Argonne National Laboratory is expanding its digital presence in science, technology, engineering and mathematics (STEM) education with two channels aimed specifically at students and teachers: STEAMville and a social media account that focuses on education. These new virtual programming initiatives, led by the laboratory’s Educational Programs and Outreach (EDU) department, will connect EDU and Argonne to STEM-driven students, teachers, and communities in Chicagoland and beyond.
Online social networks are a big component of how students and schools interact today. While other parts of the laboratory have used digital platforms before, this is a relatively new area for EDU, and we’re excited to dive into the field. By stepping into digital platforms, we can advance STEM learning to new audiences and influence the STEM growth of more students than ever before. And at the same time, these networks expose us to new perspectives on STEM learning that we can use to further develop our interactive programs.
– Jessica Burgess, Outreach Lead, Argonne EDU
One of the new platforms being explored by EDU is STEAMville, a combination of a social learning network and a learning management system. Northwestern University has developed the network over a decade to give schools, students, and science organisations their own virtual space to share and utilise STEM activities. This creates a rich catalogue of STEM programming that individuals and institutions can use and apply to their own programs, while also letting different groups and individuals interact with each other.
The platform closes the learning gap by providing kids with 24/7 STEM learning opportunities, so they can engage in STEM anytime, anywhere — whether they are at school or home for the summer. By joining STEAMville, Argonne creates the opportunity to reimagine itself as a national educator. The platform allows Argonne to extend its reach and connection to young people across multiple states.
In addition, EDU now has its own social media account. Although Argonne National Laboratory has maintained its own account, EDU’s separate social media account will allow it to more personally connect with audiences and inform them about EDU opportunities — and for some, introduce Argonne and its research.

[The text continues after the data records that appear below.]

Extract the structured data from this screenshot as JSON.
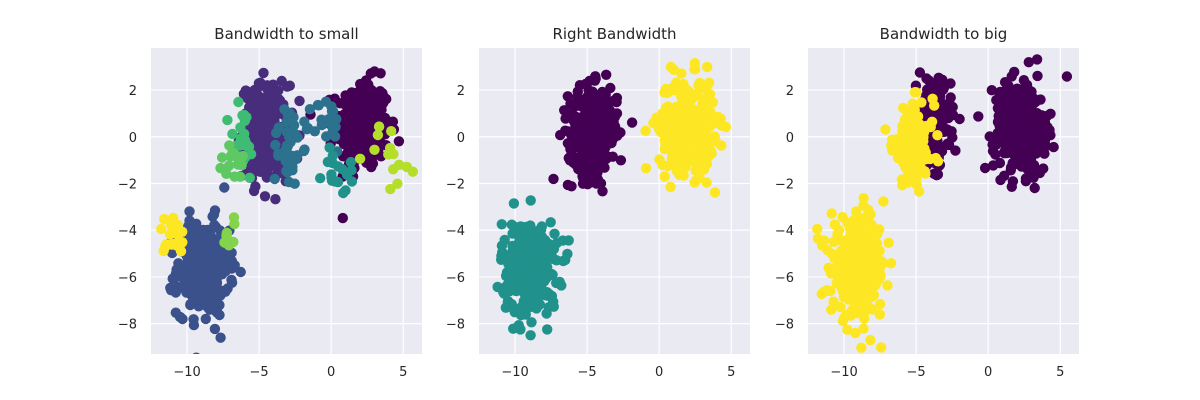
{
  "chart_data": [
    {
      "type": "scatter",
      "title": "Bandwidth to small",
      "xlim": [
        -12.5,
        6.3
      ],
      "ylim": [
        -9.3,
        3.8
      ],
      "xticks": [
        -10,
        -5,
        0,
        5
      ],
      "yticks": [
        -8,
        -6,
        -4,
        -2,
        0,
        2
      ],
      "grid": true,
      "clusters": [
        {
          "cx": 2.2,
          "cy": 0.5,
          "sx": 0.9,
          "sy": 0.95,
          "n": 320,
          "color": "#440154"
        },
        {
          "cx": -4.6,
          "cy": 0.2,
          "sx": 0.8,
          "sy": 1.0,
          "n": 280,
          "color": "#472d7b"
        },
        {
          "cx": -8.9,
          "cy": -5.6,
          "sx": 0.9,
          "sy": 1.0,
          "n": 330,
          "color": "#3b518b"
        },
        {
          "cx": -3.0,
          "cy": -0.4,
          "sx": 0.5,
          "sy": 0.9,
          "n": 40,
          "color": "#2c718e"
        },
        {
          "cx": -0.3,
          "cy": 0.5,
          "sx": 0.5,
          "sy": 0.6,
          "n": 30,
          "color": "#2c718e"
        },
        {
          "cx": 0.6,
          "cy": -1.5,
          "sx": 0.6,
          "sy": 0.5,
          "n": 18,
          "color": "#21918c"
        },
        {
          "cx": -6.2,
          "cy": -0.3,
          "sx": 0.5,
          "sy": 0.9,
          "n": 25,
          "color": "#3fbc73"
        },
        {
          "cx": -6.7,
          "cy": -1.2,
          "sx": 0.6,
          "sy": 0.4,
          "n": 14,
          "color": "#5ec962"
        },
        {
          "cx": -7.0,
          "cy": -4.0,
          "sx": 0.5,
          "sy": 0.4,
          "n": 8,
          "color": "#84d44b"
        },
        {
          "cx": 4.2,
          "cy": -0.8,
          "sx": 0.9,
          "sy": 0.8,
          "n": 14,
          "color": "#b5de2b"
        },
        {
          "cx": -11.0,
          "cy": -4.3,
          "sx": 0.5,
          "sy": 0.5,
          "n": 20,
          "color": "#fde725"
        }
      ]
    },
    {
      "type": "scatter",
      "title": "Right Bandwidth",
      "xlim": [
        -12.5,
        6.3
      ],
      "ylim": [
        -9.3,
        3.8
      ],
      "xticks": [
        -10,
        -5,
        0,
        5
      ],
      "yticks": [
        -8,
        -6,
        -4,
        -2,
        0,
        2
      ],
      "grid": true,
      "clusters": [
        {
          "cx": -4.6,
          "cy": 0.2,
          "sx": 0.85,
          "sy": 0.95,
          "n": 330,
          "color": "#440154"
        },
        {
          "cx": 1.9,
          "cy": 0.5,
          "sx": 0.95,
          "sy": 1.0,
          "n": 330,
          "color": "#fde725"
        },
        {
          "cx": -9.0,
          "cy": -5.6,
          "sx": 0.95,
          "sy": 1.0,
          "n": 340,
          "color": "#21918c"
        }
      ]
    },
    {
      "type": "scatter",
      "title": "Bandwidth to big",
      "xlim": [
        -12.5,
        6.3
      ],
      "ylim": [
        -9.3,
        3.8
      ],
      "xticks": [
        -10,
        -5,
        0,
        5
      ],
      "yticks": [
        -8,
        -6,
        -4,
        -2,
        0,
        2
      ],
      "grid": true,
      "clusters": [
        {
          "cx": 2.2,
          "cy": 0.4,
          "sx": 0.9,
          "sy": 1.0,
          "n": 330,
          "color": "#440154"
        },
        {
          "cx": -3.8,
          "cy": 0.6,
          "sx": 0.6,
          "sy": 0.9,
          "n": 200,
          "color": "#440154"
        },
        {
          "cx": -5.2,
          "cy": -0.4,
          "sx": 0.7,
          "sy": 0.9,
          "n": 160,
          "color": "#fde725"
        },
        {
          "cx": -9.0,
          "cy": -5.6,
          "sx": 0.95,
          "sy": 1.0,
          "n": 340,
          "color": "#fde725"
        }
      ]
    }
  ]
}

Furthermore, this account will build ties with other youth-serving STEM institutions in the Chicagoland youth area by providing an educational social media presence in addition to their main channels. This in turn will increase EDU’s presence in the Chicagoland out-of-school learning community.
For teachers and students who are interested in STEM but do not usually look at things related to Argonne, EDU’s page will act as a friendly virtual introduction to the lab and Educational Programs. Through these new outreach initiatives, EDU can create new ways to communicate with our audiences — both youth and adults — and welcome them into our STEM education community.

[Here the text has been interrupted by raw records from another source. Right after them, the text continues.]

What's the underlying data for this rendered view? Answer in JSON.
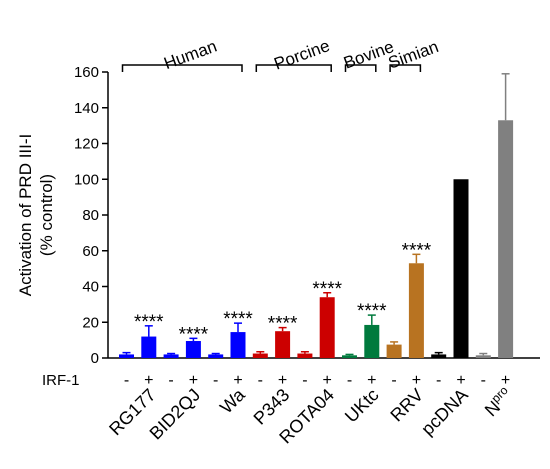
{
  "chart_data": {
    "type": "bar",
    "ylabel_line1": "Activation of PRD III-I",
    "ylabel_line2": "(% control)",
    "ylim": [
      0,
      160
    ],
    "yticks": [
      "0",
      "20",
      "40",
      "60",
      "80",
      "100",
      "120",
      "140",
      "160"
    ],
    "row_label": "IRF-1",
    "bars": [
      {
        "irf": "-",
        "value": 2,
        "error": 1,
        "color": "#0000ff",
        "sig": ""
      },
      {
        "irf": "+",
        "value": 12,
        "error": 6,
        "color": "#0000ff",
        "sig": "****"
      },
      {
        "irf": "-",
        "value": 2,
        "error": 0.5,
        "color": "#0000ff",
        "sig": ""
      },
      {
        "irf": "+",
        "value": 9.5,
        "error": 1.5,
        "color": "#0000ff",
        "sig": "****"
      },
      {
        "irf": "-",
        "value": 2,
        "error": 0.5,
        "color": "#0000ff",
        "sig": ""
      },
      {
        "irf": "+",
        "value": 14.5,
        "error": 5,
        "color": "#0000ff",
        "sig": "****"
      },
      {
        "irf": "-",
        "value": 2.5,
        "error": 1,
        "color": "#cc0000",
        "sig": ""
      },
      {
        "irf": "+",
        "value": 15,
        "error": 2,
        "color": "#cc0000",
        "sig": "****"
      },
      {
        "irf": "-",
        "value": 2.5,
        "error": 1,
        "color": "#cc0000",
        "sig": ""
      },
      {
        "irf": "+",
        "value": 34,
        "error": 2.5,
        "color": "#cc0000",
        "sig": "****"
      },
      {
        "irf": "-",
        "value": 1.5,
        "error": 0.5,
        "color": "#007a3d",
        "sig": ""
      },
      {
        "irf": "+",
        "value": 18.5,
        "error": 5.5,
        "color": "#007a3d",
        "sig": "****"
      },
      {
        "irf": "-",
        "value": 7.5,
        "error": 1.5,
        "color": "#b87321",
        "sig": ""
      },
      {
        "irf": "+",
        "value": 53,
        "error": 5,
        "color": "#b87321",
        "sig": "****"
      },
      {
        "irf": "-",
        "value": 2,
        "error": 1,
        "color": "#000000",
        "sig": ""
      },
      {
        "irf": "+",
        "value": 100,
        "error": 0,
        "color": "#000000",
        "sig": ""
      },
      {
        "irf": "-",
        "value": 1.5,
        "error": 1,
        "color": "#808080",
        "sig": ""
      },
      {
        "irf": "+",
        "value": 133,
        "error": 26,
        "color": "#808080",
        "sig": ""
      }
    ],
    "categories": [
      "RG177",
      "BID2QJ",
      "Wa",
      "P343",
      "ROTA04",
      "UKtc",
      "RRV",
      "pcDNA",
      "N"
    ],
    "npro_superscript": "pro",
    "groups": [
      {
        "label": "Human",
        "from_bar": 1,
        "to_bar": 6
      },
      {
        "label": "Porcine",
        "from_bar": 7,
        "to_bar": 10
      },
      {
        "label": "Bovine",
        "from_bar": 11,
        "to_bar": 12
      },
      {
        "label": "Simian",
        "from_bar": 13,
        "to_bar": 14
      }
    ]
  }
}
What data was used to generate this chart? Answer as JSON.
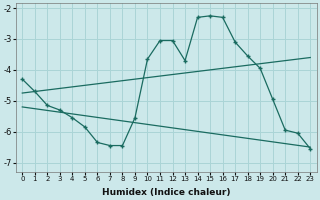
{
  "xlabel": "Humidex (Indice chaleur)",
  "background_color": "#cce8ea",
  "line_color": "#1a6b60",
  "grid_color": "#aad4d6",
  "xlim": [
    -0.5,
    23.5
  ],
  "ylim": [
    -7.3,
    -1.85
  ],
  "yticks": [
    -7,
    -6,
    -5,
    -4,
    -3,
    -2
  ],
  "xticks": [
    0,
    1,
    2,
    3,
    4,
    5,
    6,
    7,
    8,
    9,
    10,
    11,
    12,
    13,
    14,
    15,
    16,
    17,
    18,
    19,
    20,
    21,
    22,
    23
  ],
  "line1_x": [
    0,
    1,
    2,
    3,
    4,
    5,
    6,
    7,
    8,
    9,
    10,
    11,
    12,
    13,
    14,
    15,
    16,
    17,
    18,
    19,
    20,
    21,
    22,
    23
  ],
  "line1_y": [
    -4.3,
    -4.7,
    -5.15,
    -5.3,
    -5.55,
    -5.85,
    -6.35,
    -6.45,
    -6.45,
    -5.55,
    -3.65,
    -3.05,
    -3.05,
    -3.7,
    -2.3,
    -2.25,
    -2.3,
    -3.1,
    -3.55,
    -3.95,
    -4.95,
    -5.95,
    -6.05,
    -6.55
  ],
  "line2_x": [
    0,
    23
  ],
  "line2_y": [
    -4.75,
    -3.6
  ],
  "line3_x": [
    0,
    23
  ],
  "line3_y": [
    -5.2,
    -6.5
  ]
}
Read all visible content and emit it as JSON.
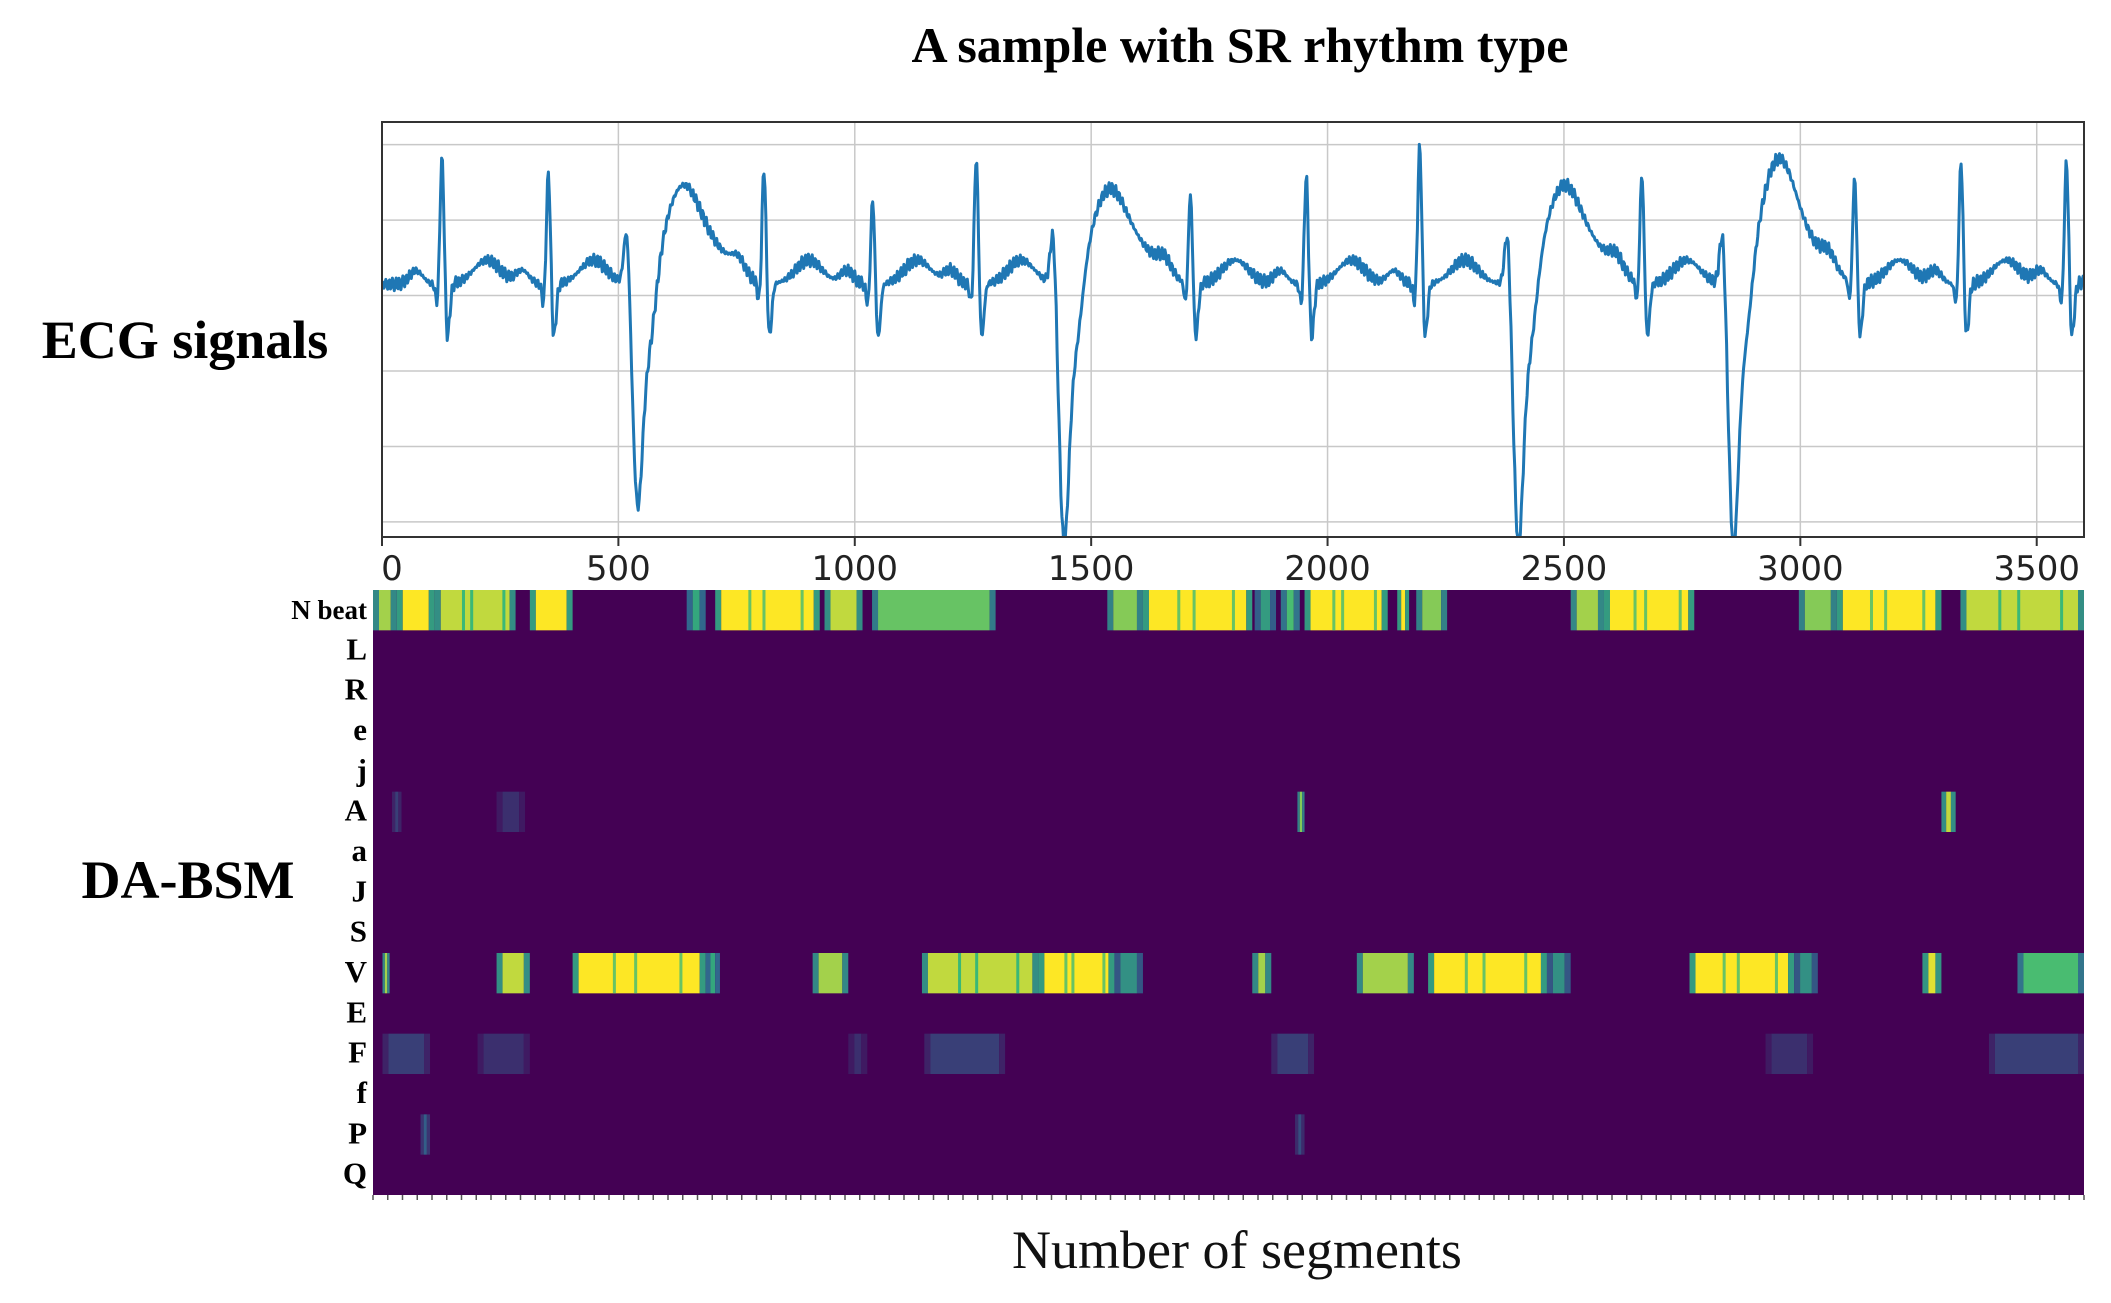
{
  "chart_data": [
    {
      "type": "line",
      "title": "A sample with SR rhythm type",
      "row_label": "ECG signals",
      "xlim": [
        0,
        3600
      ],
      "ylim": [
        -3.2,
        2.3
      ],
      "x_ticks": [
        0,
        500,
        1000,
        1500,
        2000,
        2500,
        3000,
        3500
      ],
      "x_tick_labels": [
        "0",
        "500",
        "1000",
        "1500",
        "2000",
        "2500",
        "3000",
        "3500"
      ],
      "y_gridlines": [
        2,
        1,
        0,
        -1,
        -2,
        -3
      ],
      "grid": true,
      "color": "#1f77b4",
      "baseline": 0.15,
      "normal_beats": [
        {
          "x": 127,
          "peak": 1.9
        },
        {
          "x": 352,
          "peak": 1.7
        },
        {
          "x": 808,
          "peak": 1.75
        },
        {
          "x": 1038,
          "peak": 1.35
        },
        {
          "x": 1257,
          "peak": 1.9
        },
        {
          "x": 1710,
          "peak": 1.4
        },
        {
          "x": 1955,
          "peak": 1.65
        },
        {
          "x": 2195,
          "peak": 2.05
        },
        {
          "x": 2665,
          "peak": 1.65
        },
        {
          "x": 3115,
          "peak": 1.6
        },
        {
          "x": 3340,
          "peak": 1.85
        },
        {
          "x": 3563,
          "peak": 1.85
        }
      ],
      "ventricular_beats": [
        {
          "x": 540,
          "min": -2.4,
          "pre": 1.0,
          "t_peak": 1.4
        },
        {
          "x": 1442,
          "min": -2.9,
          "pre": 1.0,
          "t_peak": 1.35
        },
        {
          "x": 2403,
          "min": -2.9,
          "pre": 1.0,
          "t_peak": 1.4
        },
        {
          "x": 2858,
          "min": -2.95,
          "pre": 1.0,
          "t_peak": 1.75
        }
      ]
    },
    {
      "type": "heatmap",
      "row_label": "DA-BSM",
      "xlabel": "Number of segments",
      "rows": [
        "N beat",
        "L",
        "R",
        "e",
        "j",
        "A",
        "a",
        "J",
        "S",
        "V",
        "E",
        "F",
        "f",
        "P",
        "Q"
      ],
      "x_extent": [
        0,
        3600
      ],
      "colormap": {
        "low": "#440154",
        "mid": "#31688e",
        "high_mid": "#35b779",
        "high": "#fde725"
      },
      "bands": {
        "N beat": [
          [
            0,
            50,
            0.85
          ],
          [
            50,
            130,
            1.0
          ],
          [
            130,
            300,
            0.9
          ],
          [
            330,
            420,
            1.0
          ],
          [
            660,
            700,
            0.6
          ],
          [
            720,
            940,
            1.0
          ],
          [
            950,
            1030,
            0.9
          ],
          [
            1050,
            1310,
            0.75
          ],
          [
            1545,
            1620,
            0.8
          ],
          [
            1620,
            1850,
            1.0
          ],
          [
            1855,
            1900,
            0.55
          ],
          [
            1910,
            1950,
            0.7
          ],
          [
            1960,
            2135,
            1.0
          ],
          [
            2195,
            2260,
            0.8
          ],
          [
            2155,
            2180,
            1.0
          ],
          [
            2520,
            2590,
            0.85
          ],
          [
            2590,
            2780,
            1.0
          ],
          [
            3000,
            3080,
            0.8
          ],
          [
            3080,
            3300,
            1.0
          ],
          [
            3340,
            3600,
            0.9
          ]
        ],
        "A": [
          [
            40,
            60,
            0.2
          ],
          [
            260,
            320,
            0.15
          ],
          [
            1945,
            1960,
            0.8
          ],
          [
            3300,
            3330,
            0.9
          ]
        ],
        "V": [
          [
            20,
            35,
            0.85
          ],
          [
            260,
            330,
            0.9
          ],
          [
            420,
            700,
            1.0
          ],
          [
            700,
            730,
            0.6
          ],
          [
            925,
            1000,
            0.85
          ],
          [
            1155,
            1400,
            0.9
          ],
          [
            1400,
            1560,
            1.0
          ],
          [
            1560,
            1620,
            0.5
          ],
          [
            1850,
            1890,
            0.85
          ],
          [
            2070,
            2190,
            0.85
          ],
          [
            2220,
            2470,
            1.0
          ],
          [
            2470,
            2520,
            0.5
          ],
          [
            2770,
            2990,
            1.0
          ],
          [
            2990,
            3040,
            0.5
          ],
          [
            3260,
            3300,
            0.95
          ],
          [
            3460,
            3600,
            0.7
          ]
        ],
        "F": [
          [
            20,
            120,
            0.2
          ],
          [
            220,
            330,
            0.15
          ],
          [
            1000,
            1040,
            0.15
          ],
          [
            1160,
            1330,
            0.2
          ],
          [
            1890,
            1980,
            0.2
          ],
          [
            2930,
            3030,
            0.15
          ],
          [
            3400,
            3600,
            0.2
          ]
        ],
        "P": [
          [
            100,
            120,
            0.3
          ],
          [
            1940,
            1960,
            0.25
          ]
        ]
      }
    }
  ]
}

As reported by OpenGov Asia, researchers at the U.S. Department of Energy’s (DOE) Argonne National Laboratory have been using AI to search through a vast number of small molecules to find usable drug candidates. Recently, they have utilised new computing hardware to speed the process, reducing searches that might have originally taken years to mere minutes.
The advantage of using AI is that it can quickly adapt to and accommodate chemical structures that it has never seen and that has never been synthesised and do not exist in nature. Artificial intelligence gives us both the speed and flexibility that pure physics-based computation would have a very hard time achieving.
In tests on a large dataset of small molecules, the researchers found they could achieve 20 million predictions, or inferences, a second, vastly reducing the time needed for each search. Once the best candidates were found, the researchers identified which ones could be obtained commercially and had them tested on human cells.